The opposition, the Party of Regions and the Communists, say they had no right to do this without consulting the parliament and the people. Intent on keeping their country from joining NATO, opposition parties have blocked the rostrum.
“The parliament will resume work but only after we find a common solution. We cannot allow our government to ignore their people. A referendum must be held on the issue first,” said Viktor Yanukovich, leader of the Party of Regions.
While the Party of Regions is promising to take people out onto the streets if no compromise is found, President Yushchenko is threatening to dissolve the parliament.
“We all know that this blockade has no genuine reasons. Our government will work no matter what. We don’t need another election. It’s not going to change anything,” said Timoshenko.
Anti-Nato balloons and posters disrupted President Yushchenko while he delivered his state of the union speech.
They agreed on Thursday that Ukraine will only join Nato after a state referendum.

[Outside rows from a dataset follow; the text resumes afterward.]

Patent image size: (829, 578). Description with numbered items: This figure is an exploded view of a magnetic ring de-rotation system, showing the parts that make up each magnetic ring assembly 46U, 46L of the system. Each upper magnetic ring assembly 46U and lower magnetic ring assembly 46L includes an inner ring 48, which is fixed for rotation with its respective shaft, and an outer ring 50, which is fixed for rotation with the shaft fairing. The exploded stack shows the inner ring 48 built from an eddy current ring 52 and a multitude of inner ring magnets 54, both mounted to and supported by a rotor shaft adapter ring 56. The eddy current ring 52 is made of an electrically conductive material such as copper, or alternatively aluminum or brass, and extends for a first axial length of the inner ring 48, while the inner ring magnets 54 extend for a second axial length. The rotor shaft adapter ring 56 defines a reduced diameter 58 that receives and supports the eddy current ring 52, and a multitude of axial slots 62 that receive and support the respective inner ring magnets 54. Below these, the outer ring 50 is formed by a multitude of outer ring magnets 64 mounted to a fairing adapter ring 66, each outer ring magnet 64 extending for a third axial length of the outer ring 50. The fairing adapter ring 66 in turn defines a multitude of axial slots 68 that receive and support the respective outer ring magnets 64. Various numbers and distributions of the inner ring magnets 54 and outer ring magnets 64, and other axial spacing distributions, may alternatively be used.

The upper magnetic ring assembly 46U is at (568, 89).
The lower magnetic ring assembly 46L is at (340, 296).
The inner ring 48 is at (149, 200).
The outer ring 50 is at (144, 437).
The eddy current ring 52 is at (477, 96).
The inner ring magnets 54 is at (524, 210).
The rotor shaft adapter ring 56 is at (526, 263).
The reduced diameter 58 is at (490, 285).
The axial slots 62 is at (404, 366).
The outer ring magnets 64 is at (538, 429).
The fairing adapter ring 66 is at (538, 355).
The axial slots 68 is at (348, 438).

However, the coalition says the opposition alliance was only a pretence to disrupt the work of the parliament.
“It wasn’t really about NATO, it wasn't really about foreign policy. It was about this opposition that can’t work in this parliament and hoped to use this crisis to change the situation in the country. They lost it. We have a coalition government that is going to work westwards,” said Andriy Shevchenko from Timoshenko’s party.
The issues with gas and NATO seem to have been resolved for now. Not for long though, say the analysts. With a presidential election in a year’s time, there might be more speculation and scandal.